Friday, January 8, 2010

Are you in it to end it?


Are you in it to end it?

These words are part of the new ad campaign for the Avon Walk for Breast Cancer. I received a flyer in the mail yesterday encouraging me to sign up for the 2-day Walk for Breast Cancer.

Prior to my diagnosis of breast cancer, I promised myself that one year I would actually take up the challenge. Every year the 2-day walk takes place in Washington, DC during my birthday weekend. I wanted to walk in honor of  my Aunt Vinnie-Lee who died from breast cancer and I wanted to walk in honor of my Aunt Alice who is a survivor.  I figured that it wouldn't be robbery for me to dedicate a few months of my life to preparing for this challenge and raising money that could do some good in this fight against this disease.

...and then I found out that I had breast cancer and now I don't know. Wouldn't you think that I would have the opposite reaction? That I would be bursting at the seams to do something like this to show my solidarity and support? I'm weird. I know. (laughs)

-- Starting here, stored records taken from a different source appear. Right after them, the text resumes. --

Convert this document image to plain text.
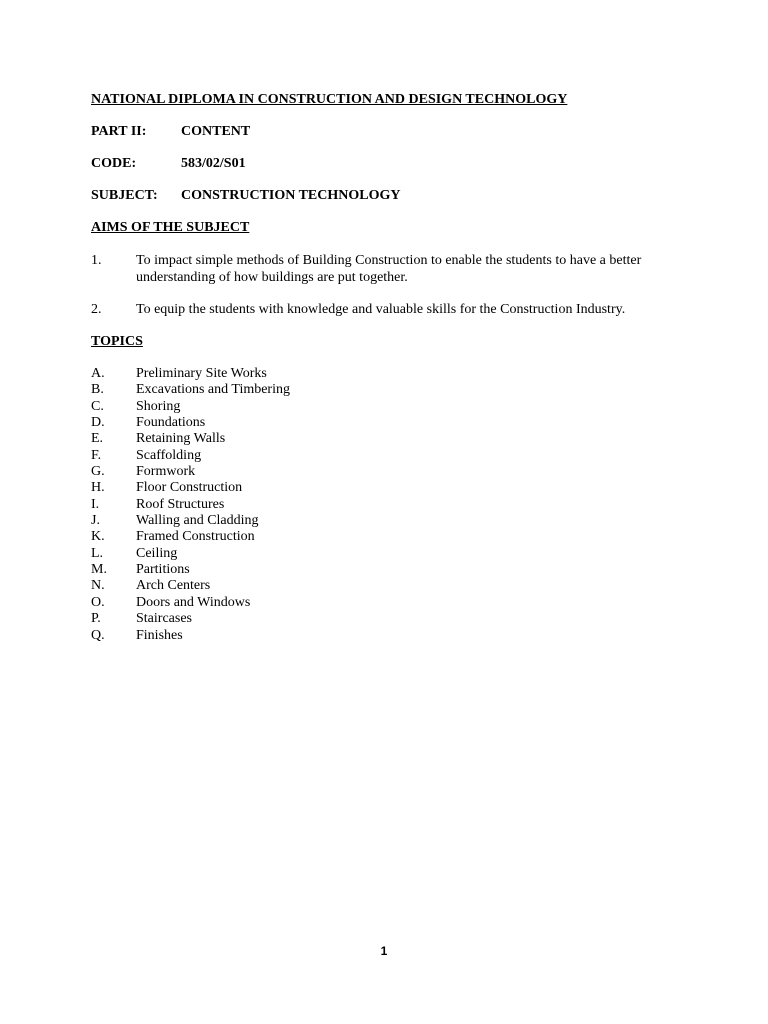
NATIONAL DIPLOMA IN CONSTRUCTION AND DESIGN TECHNOLOGY
PART II: CONTENT
CODE:	583/02/S01
SUBJECT: CONSTRUCTION TECHNOLOGY
AIMS OF THE SUBJECT
1. To impact simple methods of Building Construction to enable the students to have a better understanding of how buildings are put together.
2. To equip the students with knowledge and valuable skills for the Construction Industry.
TOPICS
A. Preliminary Site Works
B. Excavations and Timbering
C. Shoring
D. Foundations
E. Retaining Walls
F. Scaffolding
G. Formwork
H. Floor Construction
I.	Roof Structures
J.	Walling and Cladding
K. Framed Construction
L. Ceiling
M. Partitions
N. Arch Centers
O. Doors and Windows
P.	Staircases
Q. Finishes
1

The 2-day walk is set up so that you can walk the entire 39.3 miles (broken up into 26.2 the first day, and 13.1 on the second day) or you can choose to walk the equivalent of a marathon (26.2 miles) split between the two days. If you've never moved your body that far... let me tell you that it is an amazing experience.  I've trained for a marathon in the past and well... that's some real work.

26.2 miles is a long stretch of road. It is more than a physical challenge, it is a mental one as well. I'm not sure that I am physically up for it (though I am intrigued by the notion and the goal) and I'm really not sure that I am mentally and emotionally ready for it. But... so many women and men lose a portion of their lives, their bodies and themselves because of this disease (including myself). And so I wonder can I do more?

Can I do more?

Right now, writing about my experiences with breast cancer gives me something to focus on and also gives me a voice. I hope that I am helping others with this transparency into my feelings. I believe that I am. But, is it enough and can I do more?

I am planning to host a fundraising event later in the year. I want to help other sisters like myself -- the same way that my pink ribbon sisters before me reached out to help me. I plan to be a strong link in the chain... doing what I can to help another sister on this rocky path.

I don't think this is my year to walk 39 miles. But I will do something. Will you do something?